On tax specifically, remember that the Portuguese tax authorities have four years to assess additional liabilities—eight years in cases of fraud or significant underreporting. Your warranty period should reflect that reality, not some arbitrary 18-month standard.

Beyond general warranties, you should carve out specific indemnities for any risks that emerge from due diligence. If there's a potential tax exposure that hasn't crystallised, or a customer dispute that's brewing but hasn't formally landed, the seller indemnifies you for that particular matter—no caps, no thresholds.

The seller will want to qualify the warranties through a disclosure letter. That's normal. What's not acceptable is vague or blanket disclosure—"there may be some tax matters" tells you nothing and protects you from nothing. Each disclosure should be specific, documented, and quantifiable.

Given the seller's apparent reluctance to offer standard protections, I would insist on retaining 15–20% of the purchase price in escrow for 18 to 24 months. It's entirely market standard, and it serves two purposes: it concentrates minds during negotiation, and it ensures there's actually money available if a warranty claim arises. Chasing a seller for damages after closing is expensive and uncertain. Better to have the funds sitting in escrow.

On duration: general warranties typically survive 18 to 24 months, but tax and social security warranties should run longer—four years, aligned with the assessment period. Employment claims can surface late; 24 to 36 months is sensible there. As for caps on liability, a seller will push for something at or below the purchase price. For an 80% acquisition, I wouldn't accept any cap below the total consideration you're paying, at least for the first couple of years.

You'll also need a mechanism to ensure the price reflects the business as it actually exists at closing. Either a completion accounts adjustment for net debt and working capital, or a locked box with protection against value leakage between signing and closing. The latter works if the gap is short and you trust the seller not to extract cash in the interim.
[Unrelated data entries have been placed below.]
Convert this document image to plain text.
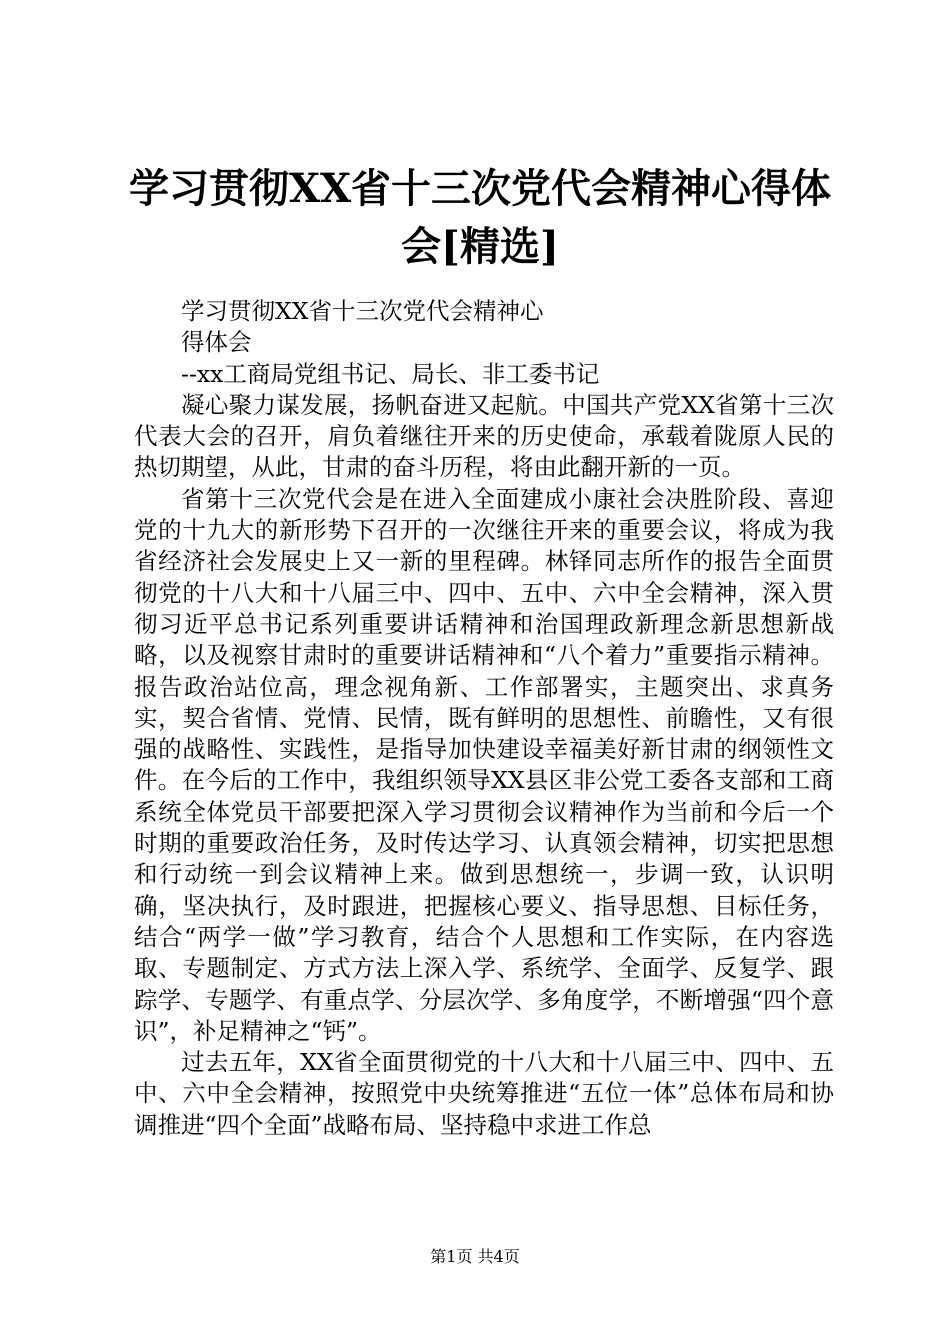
学习贯彻XX省十三次党代会精神心得体会[精选]

学习贯彻XX省十三次党代会精神心

得体会

--xx工商局党组书记、局长、非工委书记

凝心聚力谋发展，扬帆奋进又起航。中国共产党XX省第十三次代表大会的召开，肩负着继往开来的历史使命，承载着陇原人民的热切期望，从此，甘肃的奋斗历程，将由此翻开新的一页。

省第十三次党代会是在进入全面建成小康社会决胜阶段、喜迎党的十九大的新形势下召开的一次继往开来的重要会议，将成为我省经济社会发展史上又一新的里程碑。林铎同志所作的报告全面贯彻党的十八大和十八届三中、四中、五中、六中全会精神，深入贯彻习近平总书记系列重要讲话精神和治国理政新理念新思想新战略，以及视察甘肃时的重要讲话精神和“八个着力”重要指示精神。报告政治站位高，理念视角新、工作部署实，主题突出、求真务实，契合省情、党情、民情，既有鲜明的思想性、前瞻性，又有很强的战略性、实践性，是指导加快建设幸福美好新甘肃的纲领性文件。在今后的工作中，我组织领导XX县区非公党工委各支部和工商系统全体党员干部要把深入学习贯彻会议精神作为当前和今后一个时期的重要政治任务，及时传达学习、认真领会精神，切实把思想和行动统一到会议精神上来。做到思想统一，步调一致，认识明确，坚决执行，及时跟进，把握核心要义、指导思想、目标任务，结合“两学一做”学习教育，结合个人思想和工作实际，在内容选取、专题制定、方式方法上深入学、系统学、全面学、反复学、跟踪学、专题学、有重点学、分层次学、多角度学，不断增强“四个意识”，补足精神之“钙”。

过去五年，XX省全面贯彻党的十八大和十八届三中、四中、五中、六中全会精神，按照党中央统筹推进“五位一体”总体布局和协调推进“四个全面”战略布局、坚持稳中求进工作总

第1页 共4页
Standard conditions precedent would include no material adverse change before closing, receipt of any consents required under change-of-control provisions, and potentially the retention of key employees if the business depends on particular individuals.

Where can you reasonably compromise? Narrowing certain warranties where due diligence has given you genuine comfort. Agreeing sensible de minimis thresholds and baskets before claims bite. Accepting time limitations that reflect real risk periods rather than theoretical ones.

Where should you not compromise? Substantive representations and warranties on tax, employment, and disputes. Meaningful recourse if those warranties prove false. Cash retention or escrow to back it up.

A seller who refuses all of this is either naive about M&A or hiding something. Neither makes for a sound transaction.

My practical recommendation: before you negotiate SPA terms further, conduct proper due diligence—legal, tax, financial. That process will surface specific risks you can then address through tailored protections. A "short SPA" negotiated without that foundation isn't a shortcut. It's an invitation to inherit problems you could have identified, priced, or protected yourself against.